Ratings:
Standard: 4/5
Expanded: 3.5/5
Limited: 5/5
Legacy: 3.5/5
Hello readers! Vince here with another late card review. Well, not too late actually, as a card that I’m about to look at just received another printing. In that case, I’m looking at Judge (HS Unleashed 78/95, XY BreakThrough 143/162, SM Forbidden Light 108/131). This card was first printed on the HGSS block and got another print in one of the XY expansion and receiving another one from the SM block. It was reviewed twice by the crew:
When it first came out, it saw a good amount of play due to being a Supporter card that does both hand refresh and disruption. When you have cards in your hand that you can’t make use of, Judge can help you get out of a tight spot, and it doesn’t even discard your cards. For the disruption aspect, there may be a chance where you may help or hinder your opponent due to the nature of randomness when it comes to physically shuffling decks properly. Probably the best opportunity to disrupt your opponent, assuming that you don’t care about your hand, is when your opponent just searched cards from their deck onto their hand while simultaneously ending their turn. Steven’s Resolve and Sylveon-GX’s Magical Ribbon are examples of being foiled by a disruption card. Of course, cards tend to compete with others during the time Judge was legal. For hand refresher, Professor Oak’s New Theory and Cynthia nets you six cards. N also nets you more or less cards than Judge depending on when it was used on that part of the match. N could be better early game and worse for late game when both players are down to few prize cards. As for hand disruption? Again, N could do a better or worse job than Judge, but for the opposite reasons compared to the first aspect. N could be worse due to being down to one card, but Judge still nets you four cards. Ace Trainer also does a better job if you’re behind on prizes. You net six cards while your opponent gets three. Wicke is situational since it relies on the quantity of both player’s current hand.

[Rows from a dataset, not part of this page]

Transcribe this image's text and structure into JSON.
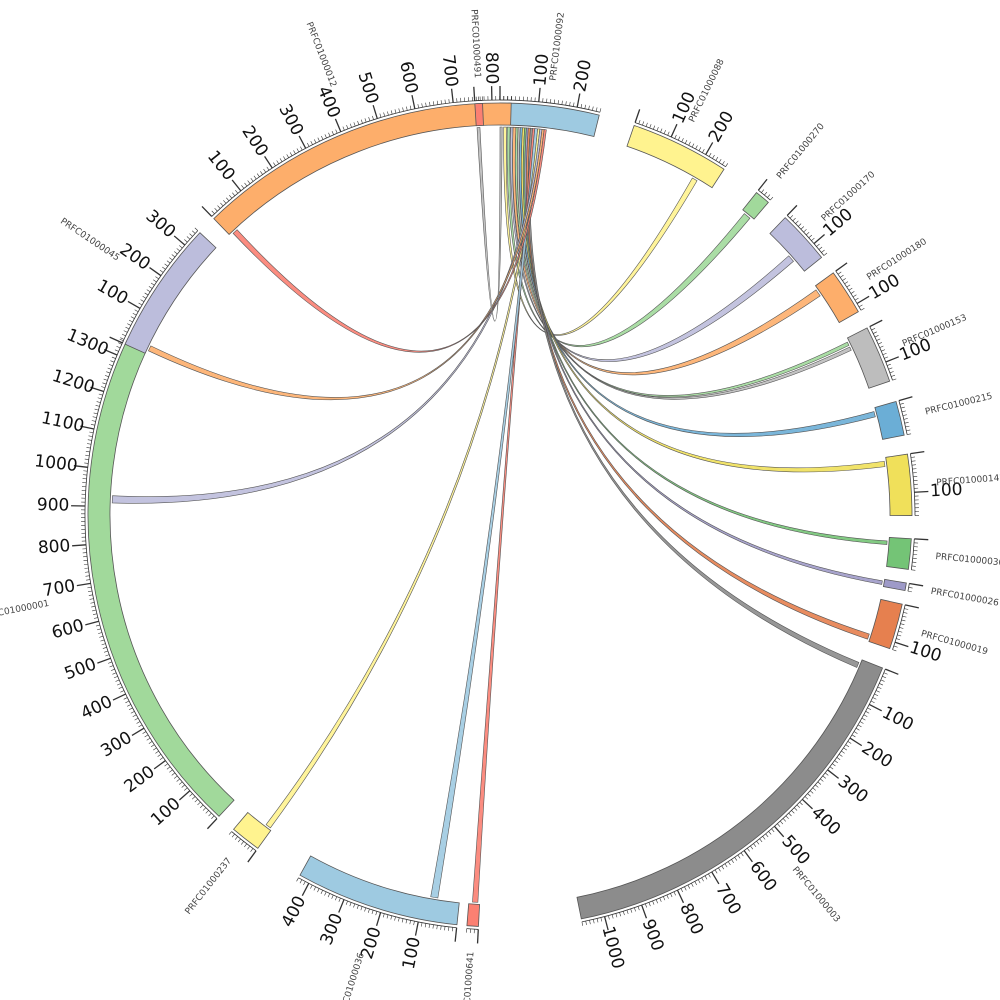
{
  "chart_data": {
    "type": "chord",
    "title": "",
    "tick_step": 100,
    "minor_tick_step": 10,
    "segments": [
      {
        "name": "PRFC01000092",
        "length": 260,
        "color": "#9ecae1",
        "start_deg": 0.0
      },
      {
        "name": "PRFC01000088",
        "length": 260,
        "color": "#fff38f",
        "start_deg": 19.0
      },
      {
        "name": "PRFC01000270",
        "length": 40,
        "color": "#a1d99b",
        "start_deg": 38.5
      },
      {
        "name": "PRFC01000170",
        "length": 140,
        "color": "#bcbddc",
        "start_deg": 43.8
      },
      {
        "name": "PRFC01000180",
        "length": 120,
        "color": "#fdae6b",
        "start_deg": 54.0
      },
      {
        "name": "PRFC01000153",
        "length": 150,
        "color": "#bdbdbd",
        "start_deg": 63.0
      },
      {
        "name": "PRFC01000215",
        "length": 90,
        "color": "#6baed6",
        "start_deg": 74.0
      },
      {
        "name": "PRFC01000142",
        "length": 160,
        "color": "#f0e05a",
        "start_deg": 81.5
      },
      {
        "name": "PRFC01000030",
        "length": 80,
        "color": "#74c476",
        "start_deg": 93.3
      },
      {
        "name": "PRFC01000026",
        "length": 20,
        "color": "#9e9ac8",
        "start_deg": 99.5
      },
      {
        "name": "PRFC01000019",
        "length": 120,
        "color": "#e6804f",
        "start_deg": 102.5
      },
      {
        "name": "PRFC01000003",
        "length": 1060,
        "color": "#8c8c8c",
        "start_deg": 111.8
      },
      {
        "name": "PRFC01000641",
        "length": 30,
        "color": "#fb8072",
        "start_deg": 183.0
      },
      {
        "name": "PRFC01000036",
        "length": 430,
        "color": "#9ecae1",
        "start_deg": 186.0
      },
      {
        "name": "PRFC01000237",
        "length": 80,
        "color": "#fff38f",
        "start_deg": 216.0
      },
      {
        "name": "PRFC01000001",
        "length": 1340,
        "color": "#a1d99b",
        "start_deg": 223.0
      },
      {
        "name": "PRFC01000045",
        "length": 350,
        "color": "#bcbddc",
        "start_deg": 294.5
      },
      {
        "name": "PRFC01000012",
        "length": 850,
        "color": "#fdae6b",
        "start_deg": 316.0
      },
      {
        "name": "PRFC01000491",
        "length": 20,
        "color": "#fb8072",
        "start_deg": 356.5
      }
    ],
    "links": [
      {
        "source": "PRFC01000092",
        "source_pos": [
          10,
          18
        ],
        "target": "PRFC01000088",
        "target_pos": [
          200,
          215
        ],
        "color": "#fff38f"
      },
      {
        "source": "PRFC01000092",
        "source_pos": [
          20,
          28
        ],
        "target": "PRFC01000270",
        "target_pos": [
          10,
          30
        ],
        "color": "#a1d99b"
      },
      {
        "source": "PRFC01000092",
        "source_pos": [
          30,
          36
        ],
        "target": "PRFC01000170",
        "target_pos": [
          80,
          100
        ],
        "color": "#bcbddc"
      },
      {
        "source": "PRFC01000092",
        "source_pos": [
          36,
          44
        ],
        "target": "PRFC01000180",
        "target_pos": [
          10,
          30
        ],
        "color": "#fdae6b"
      },
      {
        "source": "PRFC01000092",
        "source_pos": [
          44,
          50
        ],
        "target": "PRFC01000153",
        "target_pos": [
          10,
          20
        ],
        "color": "#a1d99b"
      },
      {
        "source": "PRFC01000092",
        "source_pos": [
          50,
          56
        ],
        "target": "PRFC01000153",
        "target_pos": [
          25,
          35
        ],
        "color": "#bdbdbd"
      },
      {
        "source": "PRFC01000092",
        "source_pos": [
          56,
          62
        ],
        "target": "PRFC01000215",
        "target_pos": [
          10,
          25
        ],
        "color": "#6baed6"
      },
      {
        "source": "PRFC01000092",
        "source_pos": [
          62,
          68
        ],
        "target": "PRFC01000142",
        "target_pos": [
          10,
          25
        ],
        "color": "#f0e05a"
      },
      {
        "source": "PRFC01000092",
        "source_pos": [
          68,
          73
        ],
        "target": "PRFC01000030",
        "target_pos": [
          10,
          20
        ],
        "color": "#74c476"
      },
      {
        "source": "PRFC01000092",
        "source_pos": [
          73,
          78
        ],
        "target": "PRFC01000026",
        "target_pos": [
          5,
          15
        ],
        "color": "#9e9ac8"
      },
      {
        "source": "PRFC01000092",
        "source_pos": [
          78,
          84
        ],
        "target": "PRFC01000019",
        "target_pos": [
          100,
          115
        ],
        "color": "#e6804f"
      },
      {
        "source": "PRFC01000092",
        "source_pos": [
          84,
          90
        ],
        "target": "PRFC01000003",
        "target_pos": [
          10,
          25
        ],
        "color": "#8c8c8c"
      },
      {
        "source": "PRFC01000092",
        "source_pos": [
          90,
          96
        ],
        "target": "PRFC01000641",
        "target_pos": [
          5,
          20
        ],
        "color": "#fb8072"
      },
      {
        "source": "PRFC01000092",
        "source_pos": [
          96,
          104
        ],
        "target": "PRFC01000036",
        "target_pos": [
          60,
          80
        ],
        "color": "#9ecae1"
      },
      {
        "source": "PRFC01000092",
        "source_pos": [
          104,
          110
        ],
        "target": "PRFC01000237",
        "target_pos": [
          5,
          20
        ],
        "color": "#fff38f"
      },
      {
        "source": "PRFC01000092",
        "source_pos": [
          110,
          116
        ],
        "target": "PRFC01000001",
        "target_pos": [
          910,
          930
        ],
        "color": "#bcbddc"
      },
      {
        "source": "PRFC01000092",
        "source_pos": [
          116,
          122
        ],
        "target": "PRFC01000045",
        "target_pos": [
          10,
          25
        ],
        "color": "#fdae6b"
      },
      {
        "source": "PRFC01000092",
        "source_pos": [
          122,
          128
        ],
        "target": "PRFC01000012",
        "target_pos": [
          10,
          25
        ],
        "color": "#fb8072"
      },
      {
        "source": "PRFC01000092",
        "source_pos": [
          0,
          6
        ],
        "target": "PRFC01000491",
        "target_pos": [
          2,
          10
        ],
        "color": "#bdbdbd"
      }
    ]
  }
}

It was fortunate that Judge had other applications that made it appear on couple of World Championship Decks, because Judge would’ve been outclassed if players didn’t think outside of the box. Just seeing it appear on several decks makes me happy enough to give it a above-average score on certain formats. Standard has less competition in regards to what Judge does, but Expanded and Legacy has both N and Professors that schools most Supporter cards. Despite that, it was used in a specific deck that reaps the benefits of having a certain hand size to ignore energy costs. Having attacks that are free to use will mean that Max Potion has no liability and energy punishing users won’t hit you too hard. In Limited, if you pulled one, you’ll run this. Given that you might have a large hand filled with mostly redundant cards, by using Judge, you might keep yourself from decking out, prolonging the match.